If we look at the file
Starting with inventory: 0000005042-37894faa0a3f90fcba049147fdb28490d53b1a27b5763feff3a940906a8e0823 [TAG 1.5.2 Guillaume <firstname.lastname@example.org>**20091110191538 Ignore-this: 7af98721b507b5b53d95688aeee45eff ] hash: 0000003430-515b0a6e2c0fd55f0fb7fdf85b59387ee78a7c97306b56cd5767e0afedc62303 [comment no longer relevant Guillaume <email@example.com>**20100217132511 Ignore-this: e854183117a8d980ccab7efdf5a66a3d ] hash: 0000000232-c7d79d1acf8a1847869c73e7852937b91d65a179f91e3d5b0581a354f6596cfe [defer more to getMods Guillaume <firstname.lastname@example.org>**20100217173918 Ignore-this: f6e2633492d31565723729e787a62dd2 ]
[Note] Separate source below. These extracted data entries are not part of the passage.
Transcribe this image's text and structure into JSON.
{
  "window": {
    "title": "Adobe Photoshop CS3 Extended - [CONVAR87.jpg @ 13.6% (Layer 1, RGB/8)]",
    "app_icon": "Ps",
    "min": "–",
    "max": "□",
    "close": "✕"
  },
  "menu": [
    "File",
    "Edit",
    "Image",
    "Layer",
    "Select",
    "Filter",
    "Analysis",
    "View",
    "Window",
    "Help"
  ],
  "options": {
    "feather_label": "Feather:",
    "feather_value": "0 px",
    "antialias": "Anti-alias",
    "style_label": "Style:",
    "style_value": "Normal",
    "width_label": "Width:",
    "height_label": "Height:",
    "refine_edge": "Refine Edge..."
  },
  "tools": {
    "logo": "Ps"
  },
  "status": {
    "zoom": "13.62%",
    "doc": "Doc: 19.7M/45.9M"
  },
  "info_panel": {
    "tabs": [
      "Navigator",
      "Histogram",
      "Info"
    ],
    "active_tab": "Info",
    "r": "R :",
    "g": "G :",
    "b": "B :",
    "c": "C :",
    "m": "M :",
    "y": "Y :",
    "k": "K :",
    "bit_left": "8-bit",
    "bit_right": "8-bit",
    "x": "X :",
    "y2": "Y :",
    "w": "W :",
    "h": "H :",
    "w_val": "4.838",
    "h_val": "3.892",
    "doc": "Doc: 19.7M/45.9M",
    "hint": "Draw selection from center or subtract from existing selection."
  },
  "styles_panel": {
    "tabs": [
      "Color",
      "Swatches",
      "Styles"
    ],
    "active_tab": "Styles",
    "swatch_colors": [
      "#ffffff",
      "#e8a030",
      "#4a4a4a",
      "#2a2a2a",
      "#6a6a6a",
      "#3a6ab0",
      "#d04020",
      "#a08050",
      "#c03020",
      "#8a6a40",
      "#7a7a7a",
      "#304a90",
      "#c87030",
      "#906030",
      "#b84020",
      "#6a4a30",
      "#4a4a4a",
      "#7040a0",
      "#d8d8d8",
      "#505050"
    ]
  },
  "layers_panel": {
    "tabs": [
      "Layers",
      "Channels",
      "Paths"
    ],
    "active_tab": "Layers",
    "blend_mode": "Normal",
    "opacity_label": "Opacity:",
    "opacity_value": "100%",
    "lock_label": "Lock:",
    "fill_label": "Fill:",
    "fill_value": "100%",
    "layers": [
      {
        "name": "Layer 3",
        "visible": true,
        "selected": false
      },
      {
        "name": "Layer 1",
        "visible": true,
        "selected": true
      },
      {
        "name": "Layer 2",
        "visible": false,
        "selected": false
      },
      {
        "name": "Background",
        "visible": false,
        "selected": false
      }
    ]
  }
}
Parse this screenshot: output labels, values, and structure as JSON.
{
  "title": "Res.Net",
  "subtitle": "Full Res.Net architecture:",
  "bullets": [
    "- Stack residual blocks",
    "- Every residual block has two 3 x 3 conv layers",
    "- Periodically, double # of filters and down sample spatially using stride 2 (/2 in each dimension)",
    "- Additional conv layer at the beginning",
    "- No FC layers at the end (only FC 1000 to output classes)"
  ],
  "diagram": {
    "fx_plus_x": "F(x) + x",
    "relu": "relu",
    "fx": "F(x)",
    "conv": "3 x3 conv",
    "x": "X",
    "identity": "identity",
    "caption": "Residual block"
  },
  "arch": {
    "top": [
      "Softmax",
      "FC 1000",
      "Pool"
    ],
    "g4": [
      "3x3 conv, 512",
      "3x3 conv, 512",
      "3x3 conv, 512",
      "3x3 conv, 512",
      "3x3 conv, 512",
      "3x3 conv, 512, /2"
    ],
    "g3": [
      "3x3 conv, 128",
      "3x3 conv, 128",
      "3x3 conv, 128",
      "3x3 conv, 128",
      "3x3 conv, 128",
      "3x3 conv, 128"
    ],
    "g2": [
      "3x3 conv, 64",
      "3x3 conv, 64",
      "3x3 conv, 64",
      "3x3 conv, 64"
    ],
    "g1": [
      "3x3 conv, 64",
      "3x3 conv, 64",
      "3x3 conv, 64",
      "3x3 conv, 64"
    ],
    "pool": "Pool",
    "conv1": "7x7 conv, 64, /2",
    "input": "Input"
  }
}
The idea of splitting inventory files is to avoid making darcs open and modificate too big files at once when running commands like record or pull. But splitting too much (say, splitting at every patch) would make darcs open too many files for a lot of operations. So the heuristic used is to split inventory files on tags. This follows the assumption that one cannot modificate the history before the last tag of the repository (to do so, you have to unrecord the tag).
See that inventory files contain the metadata of patches but not their contents. There is a hash for that, and the hash is used as a file name in _darcs/patches/.
Why do inventory files store patch metadata, and not only their hash? This is for lazy repositories. In lazy repositories you don’t download patches files but you have the inventory files. So at least you can run
darcs log without having to download extra files. However running
darcs log -v (which shows the contents of every patch), will automatically download all the patches.